第6話 - ウルダン ギルド支部長 ダイオン

「鼠一匹、迷い込んだと聞いていれば」


 ダイオンの声が、重く、責め立てるように、響く。


「揃いも揃って、腑抜けばかり。鼠に劣る虫けら共が、ギルドに属するなどおぞましい。そうは思わんか、貴様ら」


 その言を聞いた兵たちの顔色が、一斉にさっと青ざめる。

 ダイオンの台詞は静かなものであったが、根底にある怒りと失望がありありと伝わり、ひどく恐ろしい調べに聞こえた。


 だが、そんな恐怖を振りまく男に対し、レウは皮肉気に笑いながら、軽口を叩く。


「そう言うあんたは、そんな虫けらの大将ってか。ははっ、傑作だ。部下を蔑むと、上司のあんたの株まで落ちるぜ」

「……鳴き声のうるさい鼠を追い出すには、どうするか」


 ダイオンは、身震いするような鋭い眼光を、レウに向けた。


「ひと際鳴く鼠を残酷に痛めつけ、吊るすのだ。そうすれば、鳴くだけの鼠は二度とその家に近付こうとは思わなくなる」


 そう言って男は、鎧の背の大剣を抜き、切っ先を不潔な鼠に突き付けた。


「ここに、お前を誘き寄せるよう指示したのは、我だ。お前の目的の女も連れてきてやった」


 そう言って、ダイオンは、檻に顎をしゃくった。

 そこには、落下の衝撃で目を回している少女がへたりこんでいる。


「何故か分かるか? お前なぞ結局、我一人で事足りるからだ。ギルドに群がる虫けらが幾つ死んだところで、つまるところ真なる強者が一人いればいいと、世に知らしめればいい。女の目の前で、お前を殺す。敵対者には絶望を与え、ギルドの威信は戻る。最も冴えたやり方が、これなのだよ」


 ギルドに真正面から突入し、悉くの兵が、たった一人の剣士Fランクに打ち負かされた。これほど威信が失墜することはないだろう。

 だが、所詮それは程度の低い者同士での話である。Aランク相当の、絶対的な力を見せつければ、威信そのものが揺らぐことはない。

 

 例えそれが、魔法を斬る、だなんて相手でも、問題はない、と言っているのだ。

 ダイオン一人で、問題なく打ち倒せる。そんな尊大な自信を、まるで確定した事項かのように堂々と宣う男は、なるほど並みならぬ闘気が立ち昇っている。

 レウは、もじゃもじゃの髪の毛を掻きながら、皮肉気に笑った。


「そんなんのために、まさか、天井から登場するとはね。それも威信を取り戻すための演出かい?」

「舌がよく回る。良くも、悪くも。……お前ら、手を出すな。我一人で惨殺する。女はそこで、仲間が絶望の叫びを上げるのを聞いているがよい」


 ダイオンがそう言い、剣を構えた。

 大剣を一直線に構え、腰を落とす。男の近くに寄るものは誰であれ、斬り潰されるであろう、隙の無い美しい構えであった。


 ――そんな男の、一分の隙も無い戦闘態勢を崩したのは、檻の中の少女の、心から出た言葉だった。


「ええと、あなた、誰?」


 ダイオンは思わず、檻の方を見る。白髪の少女、シャロは、本当にきょとんとした表情で、レウを見つめていた。

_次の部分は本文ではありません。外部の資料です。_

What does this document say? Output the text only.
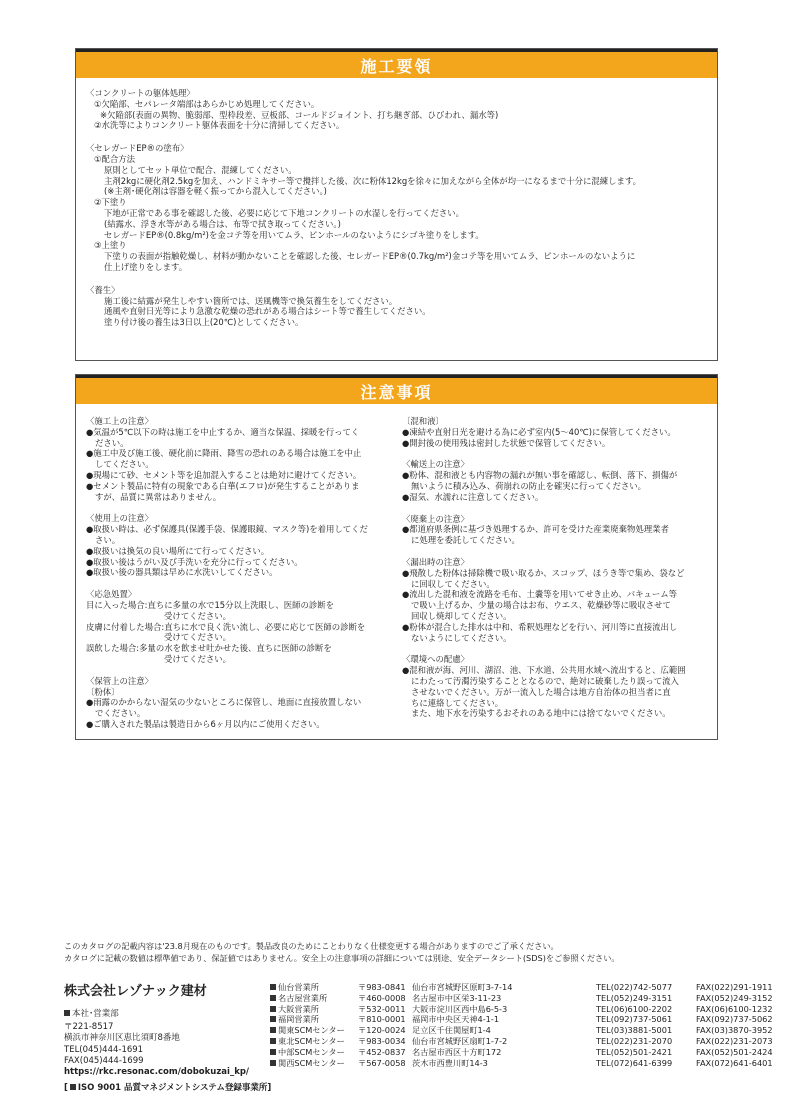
施工要領
〈コンクリートの躯体処理〉
①欠陥部、セパレータ端部はあらかじめ処理してください。
※欠陥部(表面の異物、脆弱部、型枠段差、豆板部、コールドジョイント、打ち継ぎ部、ひびわれ、漏水等)
②水洗等によりコンクリート躯体表面を十分に清掃してください。
〈セレガードEP®の塗布〉
①配合方法
原則としてセット単位で配合、混練してください。
主剤2kgに硬化剤2.5kgを加え、ハンドミキサー等で攪拌した後、次に粉体12kgを徐々に加えながら全体が均一になるまで十分に混練します。
(※主剤･硬化剤は容器を軽く振ってから混入してください。)
②下塗り
下地が正常である事を確認した後、必要に応じて下地コンクリートの水湿しを行ってください。
(結露水、浮き水等がある場合は、布等で拭き取ってください。)
セレガードEP®(0.8kg/m²)を金コテ等を用いてムラ、ピンホールのないようにシゴキ塗りをします。
③上塗り
下塗りの表面が指触乾燥し、材料が動かないことを確認した後、セレガードEP®(0.7kg/m²)金コテ等を用いてムラ、ピンホールのないように
仕上げ塗りをします。
〈養生〉
施工後に結露が発生しやすい箇所では、送風機等で換気養生をしてください。
通風や直射日光等により急激な乾燥の恐れがある場合はシート等で養生してください。
塗り付け後の養生は3日以上(20℃)としてください。
注意事項
〈施工上の注意〉
●気温が5℃以下の時は施工を中止するか、適当な保温、採暖を行ってく
ださい。
●施工中及び施工後、硬化前に降雨、降雪の恐れのある場合は施工を中止
してください。
●現場にて砂、セメント等を追加混入することは絶対に避けてください。
●セメント製品に特有の現象である白華(エフロ)が発生することがありま
すが、品質に異常はありません。
〈使用上の注意〉
●取扱い時は、必ず保護具(保護手袋、保護眼鏡、マスク等)を着用してくだ
さい。
●取扱いは換気の良い場所にて行ってください。
●取扱い後はうがい及び手洗いを充分に行ってください。
●取扱い後の器具類は早めに水洗いしてください。
〈応急処置〉
目に入った場合:直ちに多量の水で15分以上洗眼し、医師の診断を
受けてください。
皮膚に付着した場合:直ちに水で良く洗い流し、必要に応じて医師の診断を
受けてください。
誤飲した場合:多量の水を飲ませ吐かせた後、直ちに医師の診断を
受けてください。
〈保管上の注意〉
〔粉体〕
●雨露のかからない湿気の少ないところに保管し、地面に直接放置しない
でください。
●ご購入された製品は製造日から6ヶ月以内にご使用ください。
〔混和液〕
●凍結や直射日光を避ける為に必ず室内(5〜40℃)に保管してください。
●開封後の使用残は密封した状態で保管してください。
〈輸送上の注意〉
●粉体、混和液とも内容物の漏れが無い事を確認し、転倒、落下、損傷が
無いように積み込み、荷崩れの防止を確実に行ってください。
●湿気、水濡れに注意してください。
〈廃棄上の注意〉
●都道府県条例に基づき処理するか、許可を受けた産業廃棄物処理業者
に処理を委託してください。
〈漏出時の注意〉
●飛散した粉体は掃除機で吸い取るか、スコップ、ほうき等で集め、袋など
に回収してください。
●流出した混和液を流路を毛布、土嚢等を用いてせき止め、バキューム等
で吸い上げるか、少量の場合はお布、ウエス、乾燥砂等に吸収させて
回収し焼却してください。
●粉体が混合した排水は中和、希釈処理などを行い、河川等に直接流出し
ないようにしてください。
〈環境への配慮〉
●混和液が海、河川、湖沼、池、下水道、公共用水域へ流出すると、広範囲
にわたって汚濁汚染することとなるので、絶対に破棄したり誤って流入
させないでください。万が一流入した場合は地方自治体の担当者に直
ちに連絡してください。
また、地下水を汚染するおそれのある地中には捨てないでください。
このカタログの記載内容は'23.8月現在のものです。製品改良のためにことわりなく仕様変更する場合がありますのでご了承ください。
カタログに記載の数値は標準値であり、保証値ではありません。安全上の注意事項の詳細については別途、安全データシート(SDS)をご参照ください。
株式会社レゾナック建材
本社･営業部
〒221-8517
横浜市神奈川区恵比須町8番地
TEL(045)444-1691
FAX(045)444-1699
https://rkc.resonac.com/dobokuzai_kp/
[ ISO 9001 品質マネジメントシステム登録事業所]
仙台営業所	〒983-0841 仙台市宮城野区原町3-7-14	TEL(022)742-5077	FAX(022)291-1911
名古屋営業所	〒460-0008 名古屋市中区栄3-11-23	TEL(052)249-3151	FAX(052)249-3152
大阪営業所	〒532-0011 大阪市淀川区西中島6-5-3	TEL(06)6100-2202	FAX(06)6100-1232
福岡営業所	〒810-0001 福岡市中央区天神4-1-1	TEL(092)737-5061	FAX(092)737-5062
関東SCMセンター	〒120-0024 足立区千住関屋町1-4	TEL(03)3881-5001	FAX(03)3870-3952
東北SCMセンター	〒983-0034 仙台市宮城野区扇町1-7-2	TEL(022)231-2070	FAX(022)231-2073
中部SCMセンター	〒452-0837 名古屋市西区十方町172	TEL(052)501-2421	FAX(052)501-2424
関西SCMセンター	〒567-0058 茨木市西豊川町14-3	TEL(072)641-6399	FAX(072)641-6401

 ――てっきり、仲間の生き残りが、彼女を助けるためにやってきたのだと思っていた。


 だが違うという。ならばこの男は本当に何者なのか……。

 その場にいる者は全員、この小汚い少年に様々な疑問を抱いた。

 それに対するレウは――なんということだろう。

 ダイオンにどんな強い言葉を投げかけられても、まるで動じてなどいなかったのに、少女のそんな問いかけに、凄まじい怒りを見せたのだった。


「誰、だって?」

 

 レウの言葉は、灼熱のような高温を纏っていた。それは、怒りの火にくべられた激情に他ならない。

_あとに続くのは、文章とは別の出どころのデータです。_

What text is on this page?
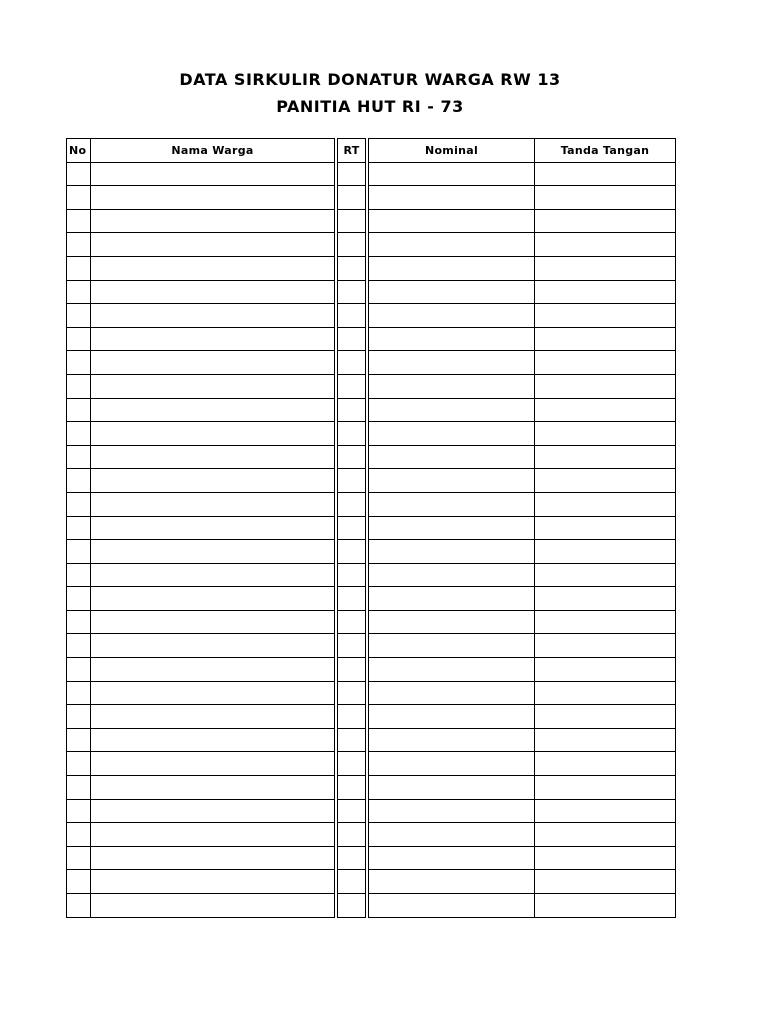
DATA SIRKULIR DONATUR WARGA RW 13
PANITIA HUT RI - 73
No	Nama Warga		RT		Nominal	Tanda Tangan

 だがシャロは、本当に身に覚えがないようで、ひたすらに首を傾げている。


「わ、私、なにか、した?」

「覚えていないというのか。……あんなことをしたというのに」


 レウは手に持つ剣をくるりと回し、肩に置く。

 そして、意を決したように、語り始める。


「いいだろう。話してやる。僕の――宝物を奪った、あの日のことを」


 その場にいる全員が、レウの言葉に耳を傾けた。